Open lingfanyu opened 4 years ago

lingfanyu commented 4 years ago

Hi,

In the paper, you mentioned that you re-implemented HAN on OAG dataset. Could you share your HAN implementation as well?

From my understanding, HAN defines neighborhood based on user-provided metapaths and it's unclear to me how to scale HAN to large heterogeneous graph like OAG. Can you elaborate on that?

Thanks!

lingfanyu commented 4 years ago

Hi HGT author,

Is there any update about this issue?

Thanks!

acbull commented 4 years ago

Our implementation is a little bit different from the original HAN paper. We just add the meta-path when we create the graph dataset, and just treat them as another type of edges. The model architecture is the same as their original paper. Since we can still use sub-graph sampling to train over the large-scale graphs, the model can still be scaled to our dataset.

Due to a slightly different pipeline (as I stated above) with our HGT model, we didn't prepare HAN on this Github project. Sorry about that

lingfanyu commented 4 years ago

Thanks for your reply! I have two follow-up questions though I totally understand they are more related to HAN instead of HGT, and I really appreciate your time in helping me better understand the comparison between HGT and your baselines.
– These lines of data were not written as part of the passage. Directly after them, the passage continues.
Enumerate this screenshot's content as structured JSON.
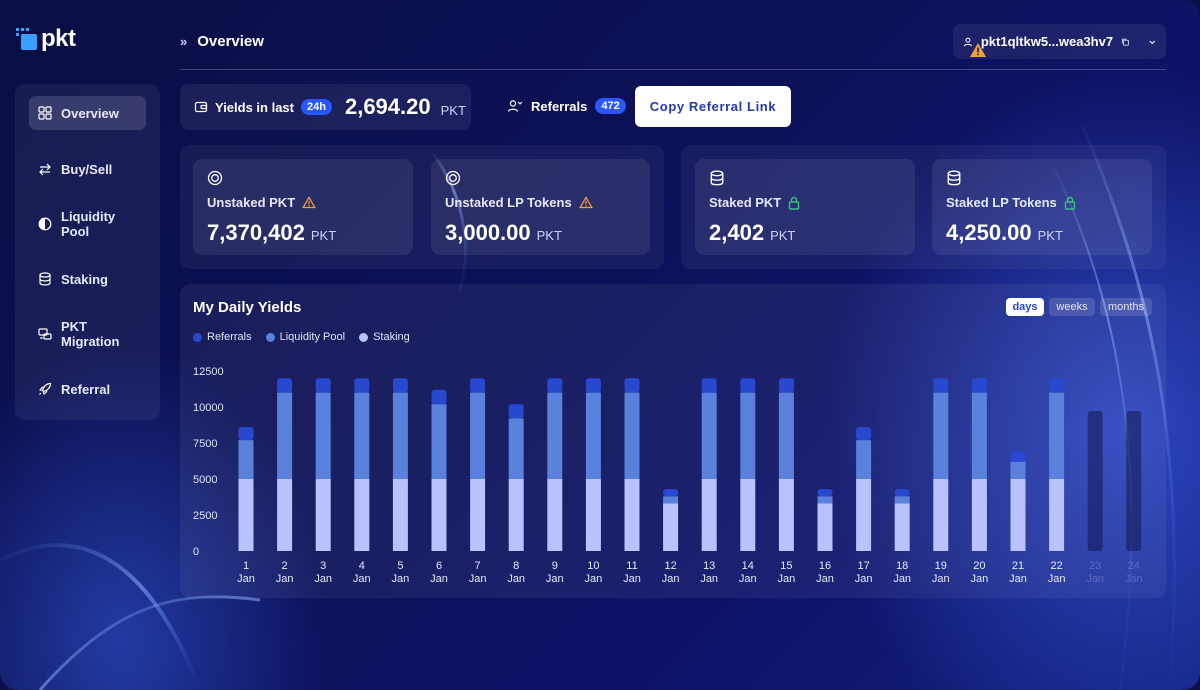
{
  "app": {
    "logo_text": "pkt"
  },
  "header": {
    "breadcrumb": "Overview",
    "wallet_address": "pkt1qltkw5...wea3hv7"
  },
  "sidebar": {
    "items": [
      {
        "label": "Overview",
        "icon": "grid-icon",
        "active": true
      },
      {
        "label": "Buy/Sell",
        "icon": "swap-arrows-icon"
      },
      {
        "label": "Liquidity Pool",
        "icon": "half-circle-icon"
      },
      {
        "label": "Staking",
        "icon": "database-icon"
      },
      {
        "label": "PKT Migration",
        "icon": "migration-icon"
      },
      {
        "label": "Referral",
        "icon": "rocket-icon"
      }
    ]
  },
  "yields": {
    "label": "Yields in last",
    "period_badge": "24h",
    "value": "2,694.20",
    "unit": "PKT"
  },
  "referrals": {
    "label": "Referrals",
    "count": "472",
    "copy_button": "Copy Referral Link"
  },
  "stats": {
    "unstaked_pkt": {
      "title": "Unstaked PKT",
      "value": "7,370,402",
      "unit": "PKT",
      "status_icon": "warning-icon"
    },
    "unstaked_lp": {
      "title": "Unstaked LP Tokens",
      "value": "3,000.00",
      "unit": "PKT",
      "status_icon": "warning-icon"
    },
    "staked_pkt": {
      "title": "Staked PKT",
      "value": "2,402",
      "unit": "PKT",
      "status_icon": "lock-icon"
    },
    "staked_lp": {
      "title": "Staked LP Tokens",
      "value": "4,250.00",
      "unit": "PKT",
      "status_icon": "lock-icon"
    }
  },
  "colors": {
    "accent": "#2a56ff",
    "warning": "#f2a13a",
    "lock": "#37c47a",
    "series_referrals": "#2848d0",
    "series_liquidity": "#5a82dc",
    "series_staking": "#b9c3ff"
  },
  "chart_panel": {
    "title": "My Daily Yields",
    "toggles": [
      {
        "label": "days",
        "active": true
      },
      {
        "label": "weeks"
      },
      {
        "label": "months"
      }
    ]
  },
  "chart_data": {
    "type": "bar",
    "stacked": true,
    "title": "My Daily Yields",
    "categories": [
      "1 Jan",
      "2 Jan",
      "3 Jan",
      "4 Jan",
      "5 Jan",
      "6 Jan",
      "7 Jan",
      "8 Jan",
      "9 Jan",
      "10 Jan",
      "11 Jan",
      "12 Jan",
      "13 Jan",
      "14 Jan",
      "15 Jan",
      "16 Jan",
      "17 Jan",
      "18 Jan",
      "19 Jan",
      "20 Jan",
      "21 Jan",
      "22 Jan",
      "23 Jan",
      "24 Jan"
    ],
    "series": [
      {
        "name": "Staking",
        "values": [
          5000,
          5000,
          5000,
          5000,
          5000,
          5000,
          5000,
          5000,
          5000,
          5000,
          5000,
          3300,
          5000,
          5000,
          5000,
          3300,
          5000,
          3300,
          5000,
          5000,
          5000,
          5000,
          null,
          null
        ]
      },
      {
        "name": "Liquidity Pool",
        "values": [
          2700,
          6000,
          6000,
          6000,
          6000,
          5200,
          6000,
          4200,
          6000,
          6000,
          6000,
          500,
          6000,
          6000,
          6000,
          500,
          2700,
          500,
          6000,
          6000,
          1200,
          6000,
          null,
          null
        ]
      },
      {
        "name": "Referrals",
        "values": [
          900,
          1000,
          1000,
          1000,
          1000,
          1000,
          1000,
          1000,
          1000,
          1000,
          1000,
          500,
          1000,
          1000,
          1000,
          500,
          900,
          500,
          1000,
          1000,
          700,
          1000,
          null,
          null
        ]
      }
    ],
    "legend": [
      "Referrals",
      "Liquidity Pool",
      "Staking"
    ],
    "y_ticks": [
      "0",
      "2500",
      "5000",
      "7500",
      "10000",
      "12500"
    ],
    "ylim": [
      0,
      12500
    ],
    "grid": false,
    "legend_position": "top-left"
  }
}
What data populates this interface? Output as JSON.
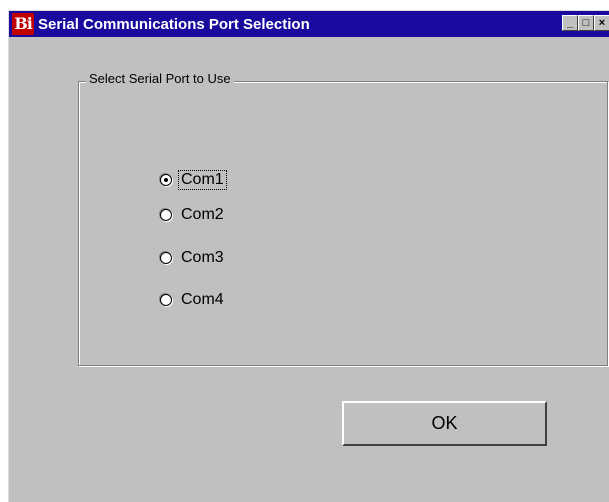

Can you also share the meta-paths you selected for HAN baseline on OAG dataset when you create the graph? OAG has about 15 different edge types (not including the reverse edge types), and I think it's hard to manually decide what are meaningful metapaths for HAN.

Another problem with pre-building a graph in which each edge represents some metapath-reachable neighbor is that it makes the graph a lot denser. For example, if a graph has 1 author node and 100 papers written by this one author, then if you build a graph for metapath paper-author-paper, it creates a fully connected graph. In other words, the graph now becomes 100 times denser. So I think this approach does not scale to large dataset like OAG. Even if it's done off-time as a preprocessing step, it can easily exhaust CPU memory when the graph is huge. Do you have any comments on how to address this issue?